Timing Matters: Can Job Polarization Explain Wage Trends
|Written by Lawrence Mishel|
|Monday, 14 January 2013 14:57|
The recently posted introduction of Assessing the job polarization explanation of growing wage inequality, a paper I wrote with Heidi Shierholz and John Schmitt, has started to raise some interest in the topic so it’s worth surfacing some of the issues and evidence it contains. John has already written a blog post on the fact that job polarization (the expansion of low and high-wage occupations and the shrinkage of middle-wage occupations) did not occur in the 2000s and that recent occupational employment shifts are clearly not driving recent wage trends. Our paper raises two sets of empirical issues. First, we point out that the evidence that job polarization caused wage polarization (growing inequality in the top half of the wage distribution but stable or shrinking inequality in the bottom half) in the 1990s is entirely circumstantial, relying on the two trends (employment and wage polarization) occurring at the same time without demonstration of any linkage. Second, the paper challenges whether occupational employment trends drive key wage patterns.

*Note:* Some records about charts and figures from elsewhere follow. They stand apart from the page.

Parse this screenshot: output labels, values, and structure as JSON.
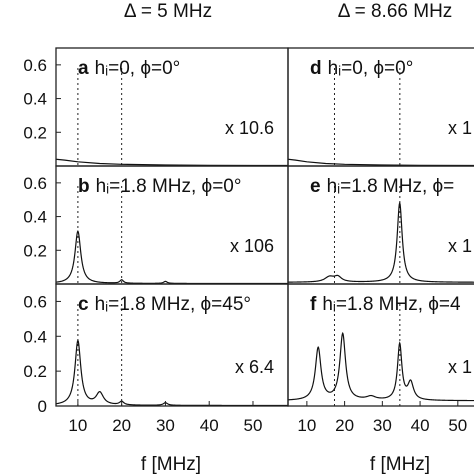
{
  "figure": {
    "columns": [
      {
        "title": "Δ = 5 MHz",
        "xlabel": "f [MHz]"
      },
      {
        "title": "Δ = 8.66 MHz",
        "xlabel": "f [MHz]"
      }
    ]
  },
  "chart_data": [
    {
      "type": "line",
      "panel": "a",
      "label_bold": "a",
      "label_text": "hᵢ=0, ϕ=0°",
      "scale": "x 10.6",
      "xlim": [
        5,
        58
      ],
      "ylim": [
        0,
        0.7
      ],
      "yticks": [
        "0.6",
        "0.4",
        "0.2"
      ],
      "xticks": [],
      "vlines": [
        10,
        20
      ],
      "peaks": [],
      "x": [
        5,
        7,
        10,
        15,
        20,
        30,
        40,
        58
      ],
      "y": [
        0.04,
        0.035,
        0.025,
        0.015,
        0.01,
        0.006,
        0.004,
        0.003
      ]
    },
    {
      "type": "line",
      "panel": "b",
      "label_bold": "b",
      "label_text": "hᵢ=1.8 MHz, ϕ=0°",
      "scale": "x 106",
      "xlim": [
        5,
        58
      ],
      "ylim": [
        0,
        0.7
      ],
      "yticks": [
        "0.6",
        "0.4",
        "0.2"
      ],
      "xticks": [],
      "vlines": [
        10,
        20
      ],
      "baseline": 0.003,
      "peaks": [
        [
          10,
          0.31,
          0.8
        ],
        [
          20,
          0.02,
          0.5
        ],
        [
          30,
          0.012,
          0.5
        ]
      ]
    },
    {
      "type": "line",
      "panel": "c",
      "label_bold": "c",
      "label_text": "hᵢ=1.8 MHz, ϕ=45°",
      "scale": "x 6.4",
      "xlim": [
        5,
        58
      ],
      "ylim": [
        0,
        0.7
      ],
      "yticks": [
        "0.6",
        "0.4",
        "0.2",
        "0"
      ],
      "xticks": [
        "10",
        "20",
        "30",
        "40",
        "50"
      ],
      "xtick_values": [
        10,
        20,
        30,
        40,
        50
      ],
      "vlines": [
        10,
        20
      ],
      "baseline": 0.003,
      "peaks": [
        [
          10,
          0.37,
          0.8
        ],
        [
          15,
          0.07,
          1.0
        ],
        [
          20,
          0.02,
          0.6
        ],
        [
          30,
          0.015,
          0.6
        ]
      ]
    },
    {
      "type": "line",
      "panel": "d",
      "label_bold": "d",
      "label_text": "hᵢ=0, ϕ=0°",
      "scale": "x 1",
      "xlim": [
        5,
        58
      ],
      "ylim": [
        0,
        0.7
      ],
      "yticks": [],
      "xticks": [],
      "vlines": [
        17.32,
        34.64
      ],
      "peaks": [],
      "x": [
        5,
        7,
        10,
        15,
        20,
        30,
        40,
        58
      ],
      "y": [
        0.04,
        0.035,
        0.025,
        0.015,
        0.01,
        0.006,
        0.004,
        0.003
      ]
    },
    {
      "type": "line",
      "panel": "e",
      "label_bold": "e",
      "label_text": "hᵢ=1.8 MHz, ϕ=",
      "scale": "x 1",
      "xlim": [
        5,
        58
      ],
      "ylim": [
        0,
        0.7
      ],
      "yticks": [],
      "xticks": [],
      "vlines": [
        17.32,
        34.64
      ],
      "baseline": 0.01,
      "peaks": [
        [
          16,
          0.03,
          1.5
        ],
        [
          18.2,
          0.03,
          1.2
        ],
        [
          34.6,
          0.47,
          0.8
        ]
      ]
    },
    {
      "type": "line",
      "panel": "f",
      "label_bold": "f",
      "label_text": "hᵢ=1.8 MHz, ϕ=4",
      "scale": "x 1",
      "xlim": [
        5,
        58
      ],
      "ylim": [
        0,
        0.7
      ],
      "yticks": [],
      "xticks": [
        "10",
        "20",
        "30",
        "40",
        "50"
      ],
      "xtick_values": [
        10,
        20,
        30,
        40,
        50
      ],
      "vlines": [
        17.32,
        34.64
      ],
      "baseline": 0.03,
      "peaks": [
        [
          13,
          0.3,
          0.9
        ],
        [
          19.5,
          0.38,
          0.9
        ],
        [
          27,
          0.02,
          1.5
        ],
        [
          34.6,
          0.32,
          0.7
        ],
        [
          37.5,
          0.1,
          0.9
        ]
      ]
    }
  ]
}
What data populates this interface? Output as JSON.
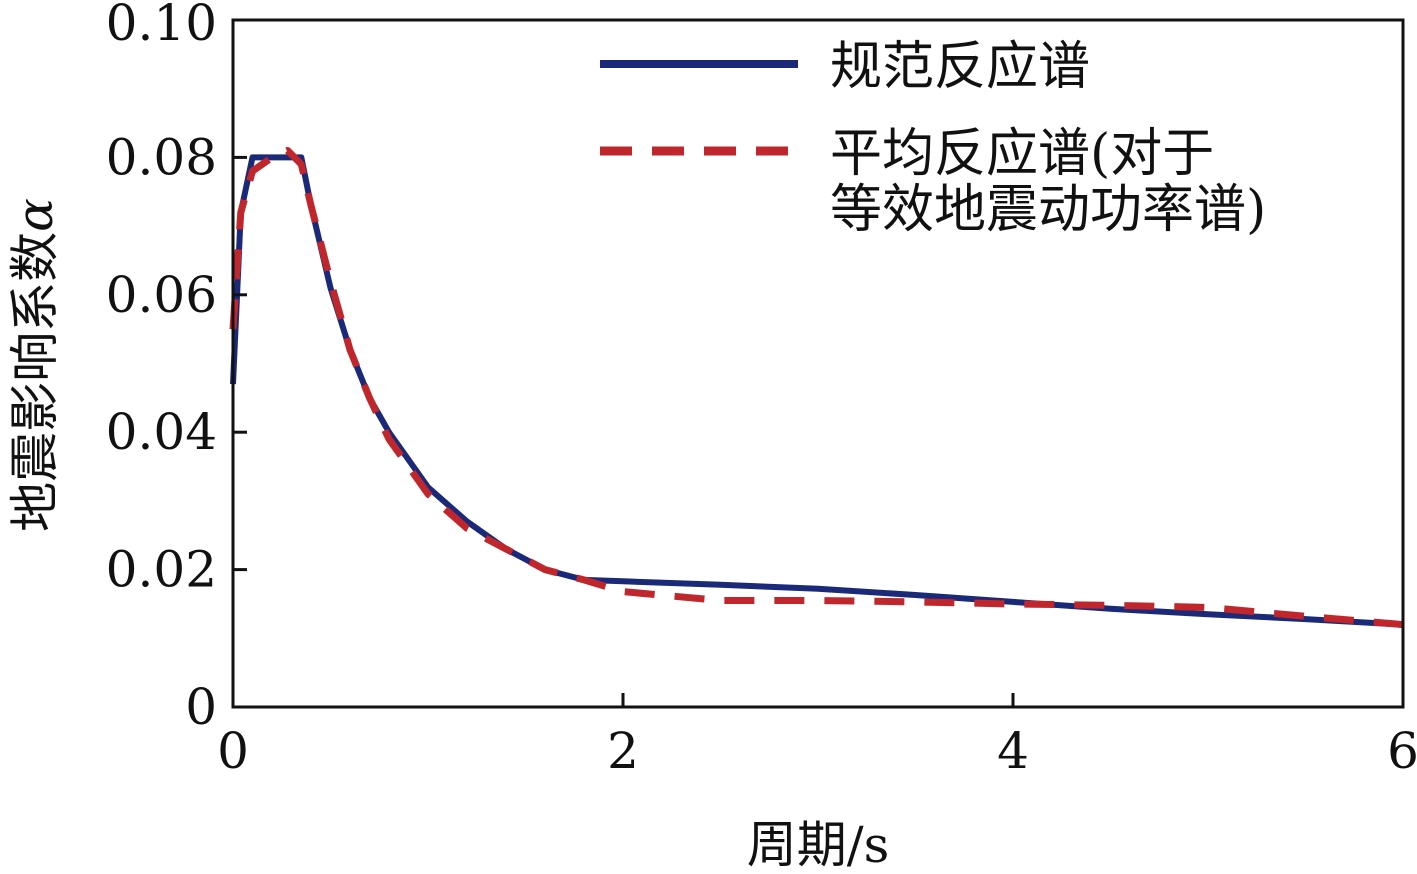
{
  "chart_data": {
    "type": "line",
    "xlabel": "周期/s",
    "ylabel": "地震影响系数",
    "ylabel_symbol": "α",
    "xlim": [
      0,
      6
    ],
    "ylim": [
      0,
      0.1
    ],
    "x_ticks": [
      0,
      2,
      4,
      6
    ],
    "x_tick_labels": [
      "0",
      "2",
      "4",
      "6"
    ],
    "y_ticks": [
      0,
      0.02,
      0.04,
      0.06,
      0.08,
      0.1
    ],
    "y_tick_labels": [
      "0",
      "0.02",
      "0.04",
      "0.06",
      "0.08",
      "0.10"
    ],
    "grid": false,
    "legend_position": "top-right",
    "legend_lines": [
      [
        "规范反应谱"
      ],
      [
        "平均反应谱(对于",
        "等效地震动功率谱)"
      ]
    ],
    "series": [
      {
        "name": "规范反应谱",
        "color": "#1a2a78",
        "style": "solid",
        "x": [
          0,
          0.04,
          0.1,
          0.2,
          0.3,
          0.35,
          0.4,
          0.5,
          0.6,
          0.7,
          0.8,
          1.0,
          1.2,
          1.4,
          1.6,
          1.8,
          2.0,
          2.5,
          3.0,
          3.5,
          4.0,
          4.5,
          5.0,
          5.5,
          6.0
        ],
        "y": [
          0.047,
          0.072,
          0.08,
          0.08,
          0.08,
          0.08,
          0.073,
          0.061,
          0.052,
          0.045,
          0.04,
          0.032,
          0.027,
          0.023,
          0.02,
          0.0185,
          0.0183,
          0.0178,
          0.0172,
          0.0163,
          0.0153,
          0.0143,
          0.0135,
          0.0128,
          0.012
        ]
      },
      {
        "name": "平均反应谱(对于等效地震动功率谱)",
        "color": "#c0272d",
        "style": "dashed",
        "x": [
          0,
          0.04,
          0.1,
          0.2,
          0.28,
          0.35,
          0.4,
          0.5,
          0.6,
          0.7,
          0.8,
          1.0,
          1.2,
          1.4,
          1.6,
          1.8,
          2.0,
          2.5,
          3.0,
          3.5,
          4.0,
          4.5,
          5.0,
          5.5,
          6.0
        ],
        "y": [
          0.055,
          0.072,
          0.078,
          0.08,
          0.081,
          0.079,
          0.073,
          0.062,
          0.052,
          0.045,
          0.039,
          0.031,
          0.026,
          0.023,
          0.02,
          0.0185,
          0.0168,
          0.0155,
          0.0155,
          0.0153,
          0.015,
          0.0148,
          0.0145,
          0.0132,
          0.012
        ]
      }
    ]
  }
}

This post explores the point that one piece of missing evidence from the “job polarization is causing wage inequality” story is around the timing of employment and wage changes. That is, all of the evidence presented so far on job polarization relates to wage and employment trends over big chunks of time (1979–89 and 1989–99 or even 1974–88 and 1988–2008) and there has not been an examination of year-by-year trends. This is important because
the key wage pattern that job polarization is intended to explain—changes in the wage inequality in the bottom half (the 50/10 wage gap) between the 1980s and 1990s—happened fairly abruptly in a few short years.
Daron Acemoglu and David Autor, in an important 2012 paper, are clear about the main issue involved, which they motivate by showing the wage trends among men in the following chart.
Another way of expressing this is that the 50/10 wage gap (the gap between median, 50th percentile, hourly wage and low hourly wages, the 10th percentile) grew strongly in the 1980s and contracted in the 1990s. Acemoglu and Autor’s figure demonstrate this for male wages but the divergence in trends was even larger among women, for whom the 50/10 wage gap grew more strongly in the 1980s.
The following figure (based on Current Population Survey ORG data) shows, for all workers, the annual trend in the 50/10 wage gap and the shares of middle-wage and low-wage occupations in total employment that Acemoglu and Autor use to explain the 50/10 wage gap. The 50/10 wage gap expanded sharply in the 1980s through 1987 and then contracted in the 1990s and stabilized in the 2000s. Employment in middle-wage occupations declined at a steady pace over the entire period. In contrast, the employment share in low-wage (i.e., service) occupations was stable and remained at a low level—roughly 15 percent of total employment. More specifically, the low-wage occupation employment share was stable over the 1980s and 1990s, expanding by 0.1 percentage points in the 1979–89 period and falling by 0.1 percentage points from 1989 to 2000 (Acemoglu and Autor’s analysis of decennial Census data shows low-wage occupations’ share of total employment expanding by 0.3 over 1979–89 and by 1.1 over 1989–99. These are small changes. The same trends are evident in hours-weighted data).
Here is the bottom line: Continuous trends in occupational employment shares cannot explain the discontinuous trend in the 50/10 wage gap, which expanded sharply in the 1980s and then contracted and stabilized thereafter. This timing issue is a serious flaw in using technologically-driven occupational employment trends to explain what Acemoglu and Autor properly call the “key difference” between the 1980s and 1990s wage trends.
A different explanation
A better candidate to explain the behavior of the 50/10 wage gap is the minimum wage, whose value dramatically eroded (to where it was hardly binding by 1987–88) over precisely the period that the 50/10 wage gap grew sharply and affected women far more so than men. In fact, the wage chapter of The State of Working America draws on the research of Autor and two co-authors to show that: (1) 66 percent of the 25.2 percentage-point (in logs) growth of the 50/10 wage gap among women from 1979 to 2009 can be explained by the change in the minimum wage; and, (2) 57 percent of the 11.4 percentage-point (in logs) growth of the 50/10 wage gap from 1979 to 2009 among all workers can be explained by the minimum wage. Another key factor has been unemployment. State of Working America also updated some research by Alan Krueger and Lawrence Katz (from 1999), showing that high unemployment disproportionately hurts low-wage workers more than middle-wage workers and more so for men than women. In our view, unemployment is another key factor explaining trends in the 50/10 wage gap over the last three decades, especially the excessive unemployment in the early 1980s, which subsided by 1987-88, and the sharp drop in unemployment in the late 1990s.
Lawrence Mishel is the President of the Economic Policy Institute.